The next generation could make improvements on this project. Definitely understand what the customer wants and keep them updated on your project. The customer may disapprove on some aspects on your project and would be best to be on the same page as the customer. The customer may make changes that will affect the project, so definitely keep them updated so the changes can be made ahead of time.

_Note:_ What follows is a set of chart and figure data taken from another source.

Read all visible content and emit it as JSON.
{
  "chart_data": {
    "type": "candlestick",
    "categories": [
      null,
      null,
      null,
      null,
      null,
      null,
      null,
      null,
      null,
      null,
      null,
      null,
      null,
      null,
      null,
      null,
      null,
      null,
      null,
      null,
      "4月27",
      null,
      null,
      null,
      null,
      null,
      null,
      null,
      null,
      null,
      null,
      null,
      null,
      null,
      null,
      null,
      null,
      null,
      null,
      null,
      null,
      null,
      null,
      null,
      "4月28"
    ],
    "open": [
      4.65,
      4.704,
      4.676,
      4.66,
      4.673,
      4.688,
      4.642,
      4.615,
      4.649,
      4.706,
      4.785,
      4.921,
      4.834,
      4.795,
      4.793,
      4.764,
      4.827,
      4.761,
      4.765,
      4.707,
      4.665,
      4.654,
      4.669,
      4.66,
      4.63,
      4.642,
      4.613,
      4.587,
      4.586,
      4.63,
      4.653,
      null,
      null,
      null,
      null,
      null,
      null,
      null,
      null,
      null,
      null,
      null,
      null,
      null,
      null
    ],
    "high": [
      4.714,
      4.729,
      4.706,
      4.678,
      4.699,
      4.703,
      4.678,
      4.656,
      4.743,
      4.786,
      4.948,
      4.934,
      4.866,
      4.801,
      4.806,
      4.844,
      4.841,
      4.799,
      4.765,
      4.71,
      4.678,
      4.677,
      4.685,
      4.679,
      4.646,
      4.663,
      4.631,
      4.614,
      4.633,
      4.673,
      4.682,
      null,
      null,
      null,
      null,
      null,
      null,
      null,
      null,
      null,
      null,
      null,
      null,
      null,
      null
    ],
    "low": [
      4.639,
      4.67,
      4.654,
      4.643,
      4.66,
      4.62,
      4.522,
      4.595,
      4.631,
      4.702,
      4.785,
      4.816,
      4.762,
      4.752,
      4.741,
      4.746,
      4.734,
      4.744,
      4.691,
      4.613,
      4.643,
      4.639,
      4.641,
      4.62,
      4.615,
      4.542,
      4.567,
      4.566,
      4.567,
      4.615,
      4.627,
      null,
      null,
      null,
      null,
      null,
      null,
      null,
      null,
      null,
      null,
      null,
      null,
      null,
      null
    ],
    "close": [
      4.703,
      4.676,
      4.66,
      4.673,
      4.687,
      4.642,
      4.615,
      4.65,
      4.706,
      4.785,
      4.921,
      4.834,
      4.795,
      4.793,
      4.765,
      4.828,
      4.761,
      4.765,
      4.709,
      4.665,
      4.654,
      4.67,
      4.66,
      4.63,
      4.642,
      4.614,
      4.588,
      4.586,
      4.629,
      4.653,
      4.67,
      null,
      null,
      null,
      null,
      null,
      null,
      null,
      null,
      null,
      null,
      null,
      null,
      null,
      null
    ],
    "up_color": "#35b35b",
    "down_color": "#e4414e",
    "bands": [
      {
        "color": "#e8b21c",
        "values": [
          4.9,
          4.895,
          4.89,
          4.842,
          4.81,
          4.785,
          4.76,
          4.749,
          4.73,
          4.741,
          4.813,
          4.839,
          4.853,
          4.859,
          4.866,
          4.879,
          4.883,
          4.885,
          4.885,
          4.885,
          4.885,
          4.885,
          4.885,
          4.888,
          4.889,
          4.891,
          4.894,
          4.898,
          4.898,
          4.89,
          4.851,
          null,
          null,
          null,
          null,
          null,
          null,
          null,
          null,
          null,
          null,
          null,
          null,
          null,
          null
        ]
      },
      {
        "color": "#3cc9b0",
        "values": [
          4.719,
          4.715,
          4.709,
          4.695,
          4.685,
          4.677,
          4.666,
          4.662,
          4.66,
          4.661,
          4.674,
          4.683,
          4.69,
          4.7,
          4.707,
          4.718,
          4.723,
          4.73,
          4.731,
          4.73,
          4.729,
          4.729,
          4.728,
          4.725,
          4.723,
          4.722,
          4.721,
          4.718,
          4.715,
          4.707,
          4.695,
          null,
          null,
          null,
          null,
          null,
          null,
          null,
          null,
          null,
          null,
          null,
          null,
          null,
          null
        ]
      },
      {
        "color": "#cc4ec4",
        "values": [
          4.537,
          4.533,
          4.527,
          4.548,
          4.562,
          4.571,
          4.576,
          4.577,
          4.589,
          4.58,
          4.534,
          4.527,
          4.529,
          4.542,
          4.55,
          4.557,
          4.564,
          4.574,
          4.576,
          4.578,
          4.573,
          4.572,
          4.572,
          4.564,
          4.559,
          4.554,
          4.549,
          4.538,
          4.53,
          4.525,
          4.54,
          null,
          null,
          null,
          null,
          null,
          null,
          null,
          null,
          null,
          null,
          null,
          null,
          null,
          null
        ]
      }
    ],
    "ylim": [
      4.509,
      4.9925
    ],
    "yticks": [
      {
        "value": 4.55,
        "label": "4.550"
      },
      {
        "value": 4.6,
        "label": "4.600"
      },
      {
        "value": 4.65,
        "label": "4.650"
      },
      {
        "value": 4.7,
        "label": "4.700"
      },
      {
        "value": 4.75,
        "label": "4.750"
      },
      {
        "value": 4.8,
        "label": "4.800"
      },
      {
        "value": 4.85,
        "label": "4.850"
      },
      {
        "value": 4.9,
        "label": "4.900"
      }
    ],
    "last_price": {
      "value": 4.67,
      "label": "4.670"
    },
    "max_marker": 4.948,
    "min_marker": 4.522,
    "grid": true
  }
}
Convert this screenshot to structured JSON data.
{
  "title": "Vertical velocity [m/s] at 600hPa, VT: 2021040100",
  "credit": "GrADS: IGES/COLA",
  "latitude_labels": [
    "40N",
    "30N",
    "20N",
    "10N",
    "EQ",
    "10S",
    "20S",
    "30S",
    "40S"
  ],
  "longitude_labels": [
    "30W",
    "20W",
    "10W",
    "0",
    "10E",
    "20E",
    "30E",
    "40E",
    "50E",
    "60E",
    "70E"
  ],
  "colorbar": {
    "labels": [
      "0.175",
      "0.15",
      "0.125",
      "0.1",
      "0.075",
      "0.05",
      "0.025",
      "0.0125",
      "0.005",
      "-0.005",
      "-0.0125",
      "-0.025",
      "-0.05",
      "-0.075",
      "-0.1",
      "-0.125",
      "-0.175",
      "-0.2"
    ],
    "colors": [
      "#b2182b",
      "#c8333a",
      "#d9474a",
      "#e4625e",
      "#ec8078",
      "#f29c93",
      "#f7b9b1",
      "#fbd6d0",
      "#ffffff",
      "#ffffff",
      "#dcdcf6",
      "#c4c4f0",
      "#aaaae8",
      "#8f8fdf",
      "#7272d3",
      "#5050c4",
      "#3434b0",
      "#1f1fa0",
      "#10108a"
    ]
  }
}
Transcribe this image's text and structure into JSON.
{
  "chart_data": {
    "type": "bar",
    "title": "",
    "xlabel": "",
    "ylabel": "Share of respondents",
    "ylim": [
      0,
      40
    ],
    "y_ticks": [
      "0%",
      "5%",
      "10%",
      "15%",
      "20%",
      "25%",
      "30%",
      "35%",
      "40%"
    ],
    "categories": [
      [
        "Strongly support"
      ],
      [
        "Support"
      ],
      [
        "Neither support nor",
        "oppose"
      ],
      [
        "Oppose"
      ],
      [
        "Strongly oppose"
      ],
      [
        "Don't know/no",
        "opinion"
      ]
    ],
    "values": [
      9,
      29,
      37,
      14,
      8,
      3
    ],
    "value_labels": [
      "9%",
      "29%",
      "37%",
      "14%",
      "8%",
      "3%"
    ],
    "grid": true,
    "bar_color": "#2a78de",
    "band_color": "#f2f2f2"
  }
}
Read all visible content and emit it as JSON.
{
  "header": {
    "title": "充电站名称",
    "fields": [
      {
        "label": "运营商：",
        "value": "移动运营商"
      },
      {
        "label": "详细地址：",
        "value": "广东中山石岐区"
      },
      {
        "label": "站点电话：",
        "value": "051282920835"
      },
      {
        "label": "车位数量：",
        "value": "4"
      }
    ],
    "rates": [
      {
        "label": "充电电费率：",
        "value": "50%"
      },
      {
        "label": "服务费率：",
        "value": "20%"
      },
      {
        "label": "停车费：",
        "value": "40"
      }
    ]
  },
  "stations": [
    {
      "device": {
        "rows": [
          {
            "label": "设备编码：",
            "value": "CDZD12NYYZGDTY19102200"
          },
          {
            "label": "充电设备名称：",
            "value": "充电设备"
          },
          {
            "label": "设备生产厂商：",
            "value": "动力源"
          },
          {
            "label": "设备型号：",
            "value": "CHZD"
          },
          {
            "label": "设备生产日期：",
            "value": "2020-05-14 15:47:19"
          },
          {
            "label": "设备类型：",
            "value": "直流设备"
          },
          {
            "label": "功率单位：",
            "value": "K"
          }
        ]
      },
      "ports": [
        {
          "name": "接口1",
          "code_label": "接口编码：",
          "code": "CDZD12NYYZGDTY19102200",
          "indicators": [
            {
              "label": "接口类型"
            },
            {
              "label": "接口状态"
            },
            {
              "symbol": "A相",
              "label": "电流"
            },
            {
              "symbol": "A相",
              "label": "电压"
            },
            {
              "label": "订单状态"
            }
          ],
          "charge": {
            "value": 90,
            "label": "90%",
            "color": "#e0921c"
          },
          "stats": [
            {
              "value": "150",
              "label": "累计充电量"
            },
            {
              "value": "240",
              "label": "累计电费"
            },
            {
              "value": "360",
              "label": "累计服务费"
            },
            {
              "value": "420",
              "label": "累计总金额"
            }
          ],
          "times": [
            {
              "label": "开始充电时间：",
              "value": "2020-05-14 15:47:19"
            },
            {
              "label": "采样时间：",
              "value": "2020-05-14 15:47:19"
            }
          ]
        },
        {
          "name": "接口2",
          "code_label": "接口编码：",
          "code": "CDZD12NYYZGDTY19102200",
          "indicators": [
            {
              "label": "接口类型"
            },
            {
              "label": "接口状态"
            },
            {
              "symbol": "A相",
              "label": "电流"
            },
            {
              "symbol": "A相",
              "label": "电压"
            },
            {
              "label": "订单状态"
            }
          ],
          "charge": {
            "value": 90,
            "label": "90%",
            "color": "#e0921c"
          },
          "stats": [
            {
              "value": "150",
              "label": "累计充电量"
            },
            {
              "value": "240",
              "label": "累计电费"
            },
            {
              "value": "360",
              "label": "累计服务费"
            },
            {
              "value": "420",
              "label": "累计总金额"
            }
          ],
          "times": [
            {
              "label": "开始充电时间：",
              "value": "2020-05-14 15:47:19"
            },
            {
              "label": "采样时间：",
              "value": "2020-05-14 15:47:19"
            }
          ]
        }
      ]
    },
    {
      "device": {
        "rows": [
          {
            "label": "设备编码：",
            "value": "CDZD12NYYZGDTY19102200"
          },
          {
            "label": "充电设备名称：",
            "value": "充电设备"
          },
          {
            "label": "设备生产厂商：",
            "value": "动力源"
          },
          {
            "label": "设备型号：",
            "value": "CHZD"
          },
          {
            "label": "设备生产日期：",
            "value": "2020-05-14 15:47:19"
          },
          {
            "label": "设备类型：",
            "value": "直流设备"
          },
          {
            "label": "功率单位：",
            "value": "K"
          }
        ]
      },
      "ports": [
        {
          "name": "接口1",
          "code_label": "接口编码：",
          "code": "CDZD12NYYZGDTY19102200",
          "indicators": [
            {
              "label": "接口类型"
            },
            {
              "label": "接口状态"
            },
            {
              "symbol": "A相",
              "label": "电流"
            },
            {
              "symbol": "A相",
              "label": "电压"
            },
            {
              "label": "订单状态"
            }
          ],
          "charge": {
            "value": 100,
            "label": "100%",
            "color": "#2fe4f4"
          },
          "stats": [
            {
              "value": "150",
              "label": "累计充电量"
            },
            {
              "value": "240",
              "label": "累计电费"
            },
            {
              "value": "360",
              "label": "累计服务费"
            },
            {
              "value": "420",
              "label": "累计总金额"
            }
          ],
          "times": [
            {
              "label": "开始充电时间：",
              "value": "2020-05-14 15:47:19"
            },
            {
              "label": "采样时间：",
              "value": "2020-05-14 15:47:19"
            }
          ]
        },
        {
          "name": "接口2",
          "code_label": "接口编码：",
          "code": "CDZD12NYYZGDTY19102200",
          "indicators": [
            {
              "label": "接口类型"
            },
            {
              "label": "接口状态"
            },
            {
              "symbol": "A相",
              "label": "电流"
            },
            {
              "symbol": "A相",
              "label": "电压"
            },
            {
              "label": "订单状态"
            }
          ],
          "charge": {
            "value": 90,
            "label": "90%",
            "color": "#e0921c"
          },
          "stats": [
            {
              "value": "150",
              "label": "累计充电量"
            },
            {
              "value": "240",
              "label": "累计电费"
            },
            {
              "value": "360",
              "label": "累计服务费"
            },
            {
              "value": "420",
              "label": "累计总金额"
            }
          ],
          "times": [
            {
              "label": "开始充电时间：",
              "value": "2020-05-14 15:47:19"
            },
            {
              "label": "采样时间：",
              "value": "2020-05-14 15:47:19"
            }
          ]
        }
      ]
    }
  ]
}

I would first recommend to create a design and make it your official design for the project, small changes may occur but be sure you make no major changes to it. I would second recommend to understand the basics in Adobe Photoshop and Illustrator, along with Solidworks. These are the main software that are necessary in order to create the leg. Third recommendation is to create the leg into Solidworks, either use the Illustrator file we have and import into Solidworks or start from scratch. The purpose for converting it into Solidworks is so that the student can try to 3D print the leg and see if it’s a better alternative than the polypropylene material used prior. If so, this approach would be best recommended since the polypropylene material is easily broken around the hinges /or ligaments. If you are still using polypropylene, make sure you use protective tape or masking tape to prevent the material melting. If this step is not taken into consideration then the design will be affected by the melted material. I would recommend to take an advantage of the engineering tutoring center and ask MAE tutors for help if stuck on Solidworks. The fourth recommendation is to make sure you know what is needed for your robot to work. Do research on the electronics you will need for your project and make sure you do tests to them so make sure they are the appropriate materials needed to more forward. Also, time management and communication is crucial when involved in any project that requires teamwork. Making sure everyone is completely their tasks on time will help the project move forward. Communication is necessary in order to have a knowledge on where each team member is at on their tasks and when they are available to contribute on the project.

By: Connor Hearn

In the future, the body will have to be changed to fit the new motors that want to be used. Additionally, a way to secure the 3Dot board within the body, will need to be figured out. Depending on the size of the legs that want to be used, the position of the holes to secure the legs to the body and the position of the motors would need to be changed accordingly.

By: Hector Aguilar

The bare-bones concept of this robot has been built and tested, and is ready for further development. The following generations should focus on adapting this concept to a body or chassis, since we were not able to do this due to time constraints. Moving this project into its next phase, there should be more tests, back of the envelope calculations, and trade off studies to help this project to completion. Given this is an electrical engineering project, the mechanical aspect of this project may slow down the progress of it. We emphasize that a level of comfort with solidworks should be achieved early on in the semester in order to design the necessary components. Our mission was to create a robot that could walk, turn, and avoid obstacles. In order to achieve these goals in the future, one should present their solutions to the instructor, or other design resources, early on in the development of the project, since these problems require creative solutions that cannot be designed in just one iteration.